Negli anni ci hanno parlato di spiriti animali, di ghiandole pineali, di ricettori olfattivi e neuroni deputati come se l’odore prima e il profumo poi fossero solo questione di un bilanciamento di essenze o, tuttalpiù, una questione di chimica neuronale.
Comunque sia è grazie a loro che oggi sappiamo che l’olfatto umano è capace di discriminare più di 10.000 odori differenti e che possiamo seguire idealmente il percorso di una molecola volatile nel suo fissarsi nella nostra memoria.
Ma, a parte i tecnicismi, l’olfatto è cosa ben più complessa di una semplice analisi scientifica, riuscireste infatti a declinare l’odore che entra nella macchina attraversando un campo di lavanda in termini puramente scientifici? Evidentemente no, e questo perchè il senso olfattivo, nella sua percezione del momento, si diffonde in noi con una risonanza capace di coinvolgere e orientare tutti i sensi fino alla nostra memoria.

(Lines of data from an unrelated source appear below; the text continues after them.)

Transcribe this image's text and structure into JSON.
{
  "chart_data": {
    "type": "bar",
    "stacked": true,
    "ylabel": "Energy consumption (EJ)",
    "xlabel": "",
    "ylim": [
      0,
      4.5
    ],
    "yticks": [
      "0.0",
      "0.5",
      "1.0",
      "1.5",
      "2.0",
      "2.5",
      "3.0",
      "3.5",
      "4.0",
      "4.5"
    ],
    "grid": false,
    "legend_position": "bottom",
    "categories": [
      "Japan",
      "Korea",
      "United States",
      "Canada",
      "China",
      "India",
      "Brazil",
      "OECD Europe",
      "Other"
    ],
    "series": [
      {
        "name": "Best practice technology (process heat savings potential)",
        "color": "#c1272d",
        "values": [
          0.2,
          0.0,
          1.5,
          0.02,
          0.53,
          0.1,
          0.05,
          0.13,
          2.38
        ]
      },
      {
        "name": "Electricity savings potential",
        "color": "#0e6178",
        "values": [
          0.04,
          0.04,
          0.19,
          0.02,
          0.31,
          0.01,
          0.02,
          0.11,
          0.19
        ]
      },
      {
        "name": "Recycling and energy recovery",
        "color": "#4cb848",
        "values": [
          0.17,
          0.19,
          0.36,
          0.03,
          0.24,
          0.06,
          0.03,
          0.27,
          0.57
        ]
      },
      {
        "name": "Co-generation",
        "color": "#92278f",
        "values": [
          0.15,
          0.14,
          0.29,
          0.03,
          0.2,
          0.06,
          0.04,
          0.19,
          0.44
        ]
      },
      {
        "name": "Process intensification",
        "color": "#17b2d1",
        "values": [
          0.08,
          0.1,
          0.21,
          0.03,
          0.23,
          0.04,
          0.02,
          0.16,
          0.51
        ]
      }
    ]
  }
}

Ecco che allora ci sono degli odori che possono piacere, altri che provocano disgusto ed altri che, con un piccolo sforzo , possiamo anche toccare e vedere.
Questa è l’idea che l’associazione culturale OraBlu, in collaborazione con l’Istituzione dei Musei Civici del Comune di Bologna, ha voluto esprimere e mettere in paratica nello Smell Festival 2011, festival dedicato al mondo “odoroso”  che si terrà a Bologna dal 24 al 30 di questo mese. Profumi insoliti, provenienti da luoghi lontani e tempi passati, attraverseranno quindi la città felsinea trovando nei suoi centri culturali e museali il luogo adatto alla diffusione di una esperienza di “senso” unica nel suo genere. Ad esempio, nel ciclo di incontri chiamato “Odorosi sensi” verrà riproposta la più antica fragranza del mediterraneo e la ricostruzione di uno dei profumi più amati nell’antica Roma, appositamente ricreato da Laboratorio di Ricerche Applicate di Pompei. Non solo perchè, proprio per facilitare un percorso immersivo sensoriale, saranno affinacate alle fragranze performance musicali e di danza capaci di rendere la pienezza e lo “spazio” di un odore.

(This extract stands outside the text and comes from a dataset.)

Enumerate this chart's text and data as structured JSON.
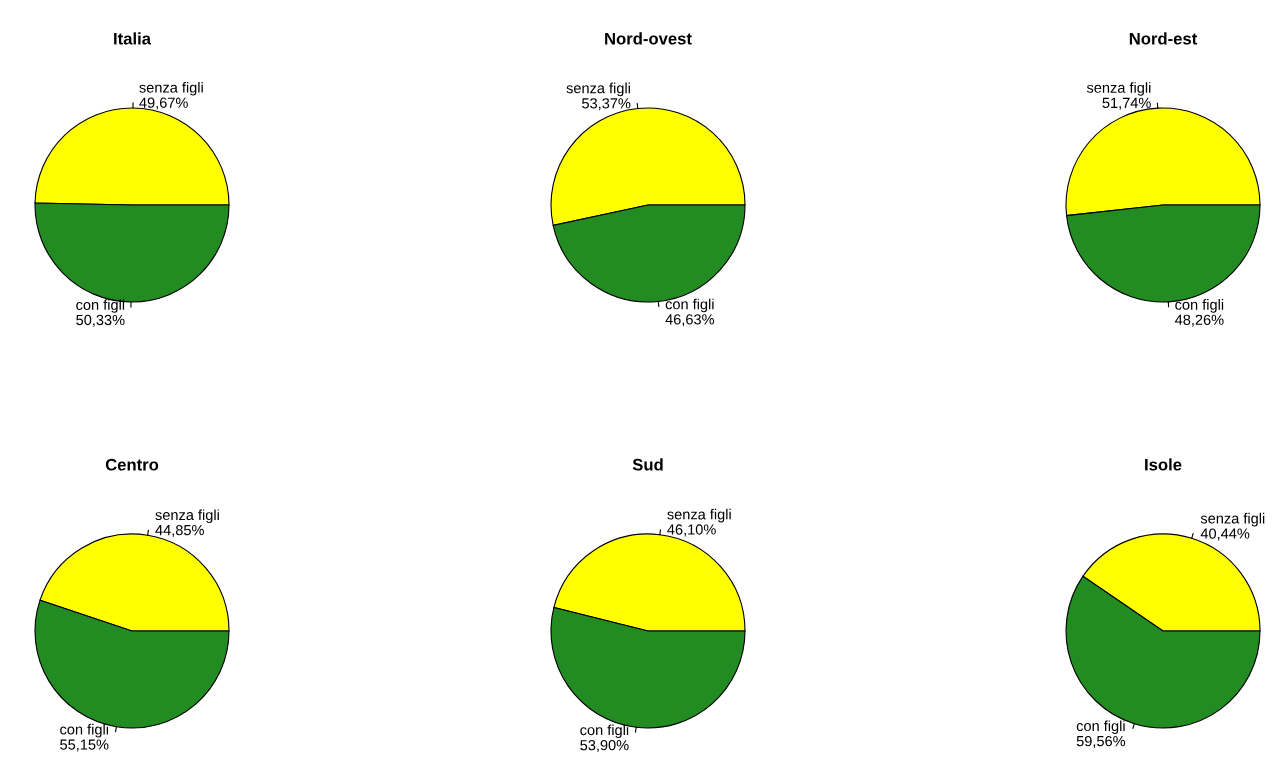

Per i più esigenti verrano organizzati inoltre dibattiti e seminari sull’antica arte della profumeria e sulle moderne tecniche di composizione delle “note olfattive”.

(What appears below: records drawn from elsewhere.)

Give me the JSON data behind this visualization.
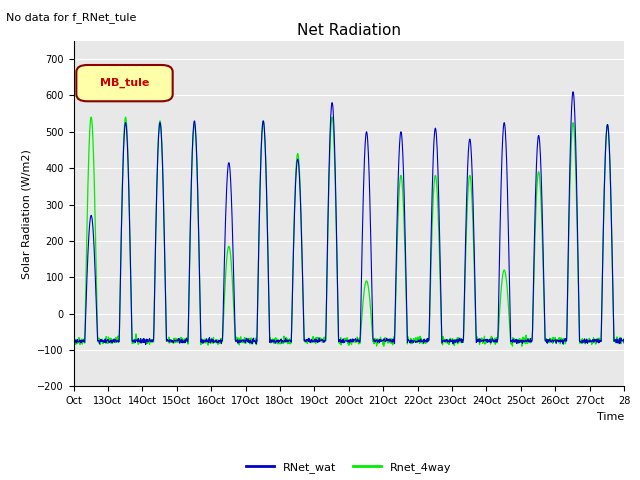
{
  "title": "Net Radiation",
  "xlabel": "Time",
  "ylabel": "Solar Radiation (W/m2)",
  "ylim": [
    -200,
    750
  ],
  "yticks": [
    -200,
    -100,
    0,
    100,
    200,
    300,
    400,
    500,
    600,
    700
  ],
  "annotation_text": "No data for f_RNet_tule",
  "legend_label": "MB_tule",
  "line1_label": "RNet_wat",
  "line2_label": "Rnet_4way",
  "line1_color": "#0000cc",
  "line2_color": "#00ee00",
  "plot_bg_color": "#e8e8e8",
  "fig_bg_color": "#ffffff",
  "xticklabels": [
    "Oct",
    "13Oct",
    "14Oct",
    "15Oct",
    "16Oct",
    "17Oct",
    "18Oct",
    "19Oct",
    "20Oct",
    "21Oct",
    "22Oct",
    "23Oct",
    "24Oct",
    "25Oct",
    "26Oct",
    "27Oct",
    "28"
  ],
  "n_days": 16,
  "pts_per_day": 96,
  "blue_peaks": [
    270,
    525,
    525,
    530,
    415,
    530,
    425,
    580,
    500,
    500,
    510,
    480,
    525,
    490,
    610,
    520
  ],
  "green_peaks": [
    540,
    540,
    530,
    520,
    185,
    530,
    440,
    540,
    90,
    380,
    380,
    380,
    120,
    390,
    525,
    520
  ],
  "night_val": -75,
  "title_fontsize": 11,
  "axis_label_fontsize": 8,
  "tick_fontsize": 7,
  "legend_fontsize": 8
}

Il programma completo è agilmente consultabile sul sito di riferimento, da parte nostra vi invitiamo volentieri ad un Festival in cui conoscenza e sensibilità ordiranno una strana cospirazione a scapito del vostro naso!

Ricordiamo che tutte le iniziative saranno ad ingresso gratuito, tranne il corso base di profumeria, e che è bene vi prenotiate ai laboratori a cui intendete partecipare.